Manchmal gibt es Videos und Texte bei denen ich Bedenken habe sie online zu stellen, weil ich der Meinung bin, dass sie anecken und negative Reaktionen hervorrufen können. Dieser Blogartikel ist einer davon. Seitdem ich diesen Blog vor ungefähr einem Jahr gestartet habe, versuche ich immer wieder zu definieren, was eigentlich mein langfristiges Ziel ist. Viele Menschen sagen mir, dass sie meine undogmatische und unkonventionelle Sicht auf die pflanzliche Ernährung schätzen und es als angenehm empfinden, dass ich nicht die “Moralkeule” schwinge. Einerseits schmeichelt es mir zu hören, dass es Menschen gibt die mein Projekt gut finden und auf der anderen Seite kommen mir manchmal Zweifel, ob meine Message radikal genug ist.

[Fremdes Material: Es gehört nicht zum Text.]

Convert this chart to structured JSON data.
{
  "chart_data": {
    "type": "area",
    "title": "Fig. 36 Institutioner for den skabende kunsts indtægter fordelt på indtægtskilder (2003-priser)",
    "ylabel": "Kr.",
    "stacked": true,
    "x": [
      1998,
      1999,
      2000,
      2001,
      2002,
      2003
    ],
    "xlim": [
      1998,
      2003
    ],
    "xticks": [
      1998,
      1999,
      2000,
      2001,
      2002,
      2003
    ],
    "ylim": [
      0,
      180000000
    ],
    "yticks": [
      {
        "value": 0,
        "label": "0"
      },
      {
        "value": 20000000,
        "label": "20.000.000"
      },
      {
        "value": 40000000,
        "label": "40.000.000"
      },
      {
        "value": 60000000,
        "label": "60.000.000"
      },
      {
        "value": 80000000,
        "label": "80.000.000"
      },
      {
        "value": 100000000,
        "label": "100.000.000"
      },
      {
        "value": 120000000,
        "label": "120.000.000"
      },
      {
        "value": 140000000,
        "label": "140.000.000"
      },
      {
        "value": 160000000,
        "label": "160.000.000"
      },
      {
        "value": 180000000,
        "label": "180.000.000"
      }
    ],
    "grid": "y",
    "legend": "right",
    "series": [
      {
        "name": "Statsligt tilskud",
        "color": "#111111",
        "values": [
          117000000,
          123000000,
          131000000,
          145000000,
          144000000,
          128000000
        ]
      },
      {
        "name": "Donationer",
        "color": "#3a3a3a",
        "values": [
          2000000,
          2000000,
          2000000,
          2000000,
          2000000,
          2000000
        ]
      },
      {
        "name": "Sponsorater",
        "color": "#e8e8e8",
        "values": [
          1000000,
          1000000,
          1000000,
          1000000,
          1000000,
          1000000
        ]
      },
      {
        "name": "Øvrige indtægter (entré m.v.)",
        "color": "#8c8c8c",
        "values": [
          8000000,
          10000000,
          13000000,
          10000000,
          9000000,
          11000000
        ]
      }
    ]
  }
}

Denn hinter den ganzen gesunden SuperFoods und dem positiven Hippiegequatsche, war meine ursprüngliche Motivation mich vegan zu ernähren, der Tierschutz. Als ich 2010 das Buch Skinny Bitch gelesen hatte, wurde mir sehr schnell bewusst, dass der ledigliche Verzicht auf Fleisch nicht ausreichte, um meinem alten und neuen Ziel – der Rettung der Tiere – Ausdruck zu verleihen. Milch, Milchprodukte wie Käse, Sahne und Quark sind ebenso wie Eier, Gelatine, Leder, Daunen, und Pelz Nebenprodukte der Massentierhaltung und damit ein Symptom der Versklavung und Ausbeutung unzähliger, empfindungsfähiger Lebewesen. Von den katastrophalen Auswirkungen auf das globale Klima, den Pflanzenbestand und den Zustand unserer Meere, brauche ich gar nicht erst reden. Oder vielleicht doch?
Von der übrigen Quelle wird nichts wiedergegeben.